The Biden administration’s newly proposed federal rule to address migration at the U.S.-Mexico border before Title 42 ends is getting pushback from immigration advocates.

by Imani Stephens, Prism

The Biden-Harris administration has proposed a federal rule that would amount to a near-total asylum ban. If implemented, a migrant who crosses the southwest border without U.S. authorization, has not followed the port of entry’s rules, requirements, and existing processes to seek asylum, and was denied asylum in a third country which they traveled through would be ineligible for asylum unless on a certain exception.

The new rule comes at the end of Title 42, an immigration policy decried by immigration advocates as xenophobic and racist. The obscure health law was implemented and weaponized by the Trump administration at the start of the COVID-19 pandemic to expel migrants without allowing them to apply for asylum or other humanitarian protections.

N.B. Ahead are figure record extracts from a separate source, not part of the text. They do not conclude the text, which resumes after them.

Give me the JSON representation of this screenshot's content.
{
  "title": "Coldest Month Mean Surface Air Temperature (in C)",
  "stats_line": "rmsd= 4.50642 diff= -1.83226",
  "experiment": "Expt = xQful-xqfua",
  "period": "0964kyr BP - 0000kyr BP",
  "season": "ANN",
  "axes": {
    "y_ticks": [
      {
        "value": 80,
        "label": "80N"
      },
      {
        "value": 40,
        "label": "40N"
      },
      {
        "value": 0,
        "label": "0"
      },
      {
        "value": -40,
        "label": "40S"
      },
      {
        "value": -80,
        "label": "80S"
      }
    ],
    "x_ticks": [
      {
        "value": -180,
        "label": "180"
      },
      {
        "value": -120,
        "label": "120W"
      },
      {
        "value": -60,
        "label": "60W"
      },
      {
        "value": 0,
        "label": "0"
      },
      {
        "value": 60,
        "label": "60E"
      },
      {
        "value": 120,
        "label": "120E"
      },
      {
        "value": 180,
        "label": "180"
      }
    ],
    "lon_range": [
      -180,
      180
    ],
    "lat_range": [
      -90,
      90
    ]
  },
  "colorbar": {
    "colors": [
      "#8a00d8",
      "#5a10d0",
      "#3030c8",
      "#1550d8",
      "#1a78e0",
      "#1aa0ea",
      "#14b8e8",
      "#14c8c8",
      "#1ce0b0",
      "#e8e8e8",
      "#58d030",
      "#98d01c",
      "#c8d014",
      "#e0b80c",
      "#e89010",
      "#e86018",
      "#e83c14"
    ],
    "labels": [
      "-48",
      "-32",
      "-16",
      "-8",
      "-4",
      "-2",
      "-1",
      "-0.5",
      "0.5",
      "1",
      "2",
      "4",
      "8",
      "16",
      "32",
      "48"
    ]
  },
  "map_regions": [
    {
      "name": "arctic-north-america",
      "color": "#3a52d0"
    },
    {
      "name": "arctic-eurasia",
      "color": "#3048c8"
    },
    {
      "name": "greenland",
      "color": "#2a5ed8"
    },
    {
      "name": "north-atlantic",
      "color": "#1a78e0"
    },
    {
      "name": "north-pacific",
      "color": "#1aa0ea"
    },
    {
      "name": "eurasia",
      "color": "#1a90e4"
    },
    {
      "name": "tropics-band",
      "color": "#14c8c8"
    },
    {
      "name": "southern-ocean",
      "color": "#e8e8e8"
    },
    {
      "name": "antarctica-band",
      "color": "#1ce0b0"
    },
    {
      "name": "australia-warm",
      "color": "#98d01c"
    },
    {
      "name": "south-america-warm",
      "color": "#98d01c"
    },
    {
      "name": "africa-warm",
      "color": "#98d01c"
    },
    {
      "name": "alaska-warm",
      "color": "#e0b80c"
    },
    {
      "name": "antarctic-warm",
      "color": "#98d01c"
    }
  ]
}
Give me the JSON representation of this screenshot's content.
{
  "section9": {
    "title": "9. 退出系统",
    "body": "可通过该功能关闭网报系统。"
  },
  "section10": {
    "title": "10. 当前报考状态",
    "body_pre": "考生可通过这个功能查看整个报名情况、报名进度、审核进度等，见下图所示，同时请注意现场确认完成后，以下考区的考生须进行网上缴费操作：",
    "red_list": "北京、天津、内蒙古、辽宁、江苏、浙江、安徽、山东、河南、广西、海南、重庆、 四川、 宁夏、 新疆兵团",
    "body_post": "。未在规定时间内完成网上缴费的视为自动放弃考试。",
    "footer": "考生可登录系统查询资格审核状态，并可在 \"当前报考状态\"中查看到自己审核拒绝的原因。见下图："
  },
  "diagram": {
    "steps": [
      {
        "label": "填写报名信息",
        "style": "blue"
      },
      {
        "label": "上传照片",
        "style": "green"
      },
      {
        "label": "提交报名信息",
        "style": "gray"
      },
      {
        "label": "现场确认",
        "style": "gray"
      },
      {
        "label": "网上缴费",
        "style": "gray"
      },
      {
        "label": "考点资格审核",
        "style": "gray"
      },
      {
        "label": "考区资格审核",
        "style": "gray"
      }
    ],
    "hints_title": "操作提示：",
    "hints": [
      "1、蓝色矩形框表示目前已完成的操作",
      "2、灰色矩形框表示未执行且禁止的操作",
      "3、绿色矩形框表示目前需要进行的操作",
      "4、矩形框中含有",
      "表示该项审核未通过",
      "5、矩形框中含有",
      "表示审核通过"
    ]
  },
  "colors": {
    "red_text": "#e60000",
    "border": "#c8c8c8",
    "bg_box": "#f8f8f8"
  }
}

Migrants from Colombia wait to be processed after turning themselves over to authorities at the United States and Mexico border May 12, 2021 in Yuma, Arizona.

“It is repackaging Trump’s policy under a different name, and ultimately will cause significant harm and suffering, in addition to violating U.S. and international law,” said Tasha Moro, the communications director for Justice Action Center.

Immigration advocates said they knew this was coming. In January, the Biden administration announced changes to the Trump-era policy that ends May 11, but immigration advocates like Moro said the proposed rule conflicts with the promises the president made during his campaign.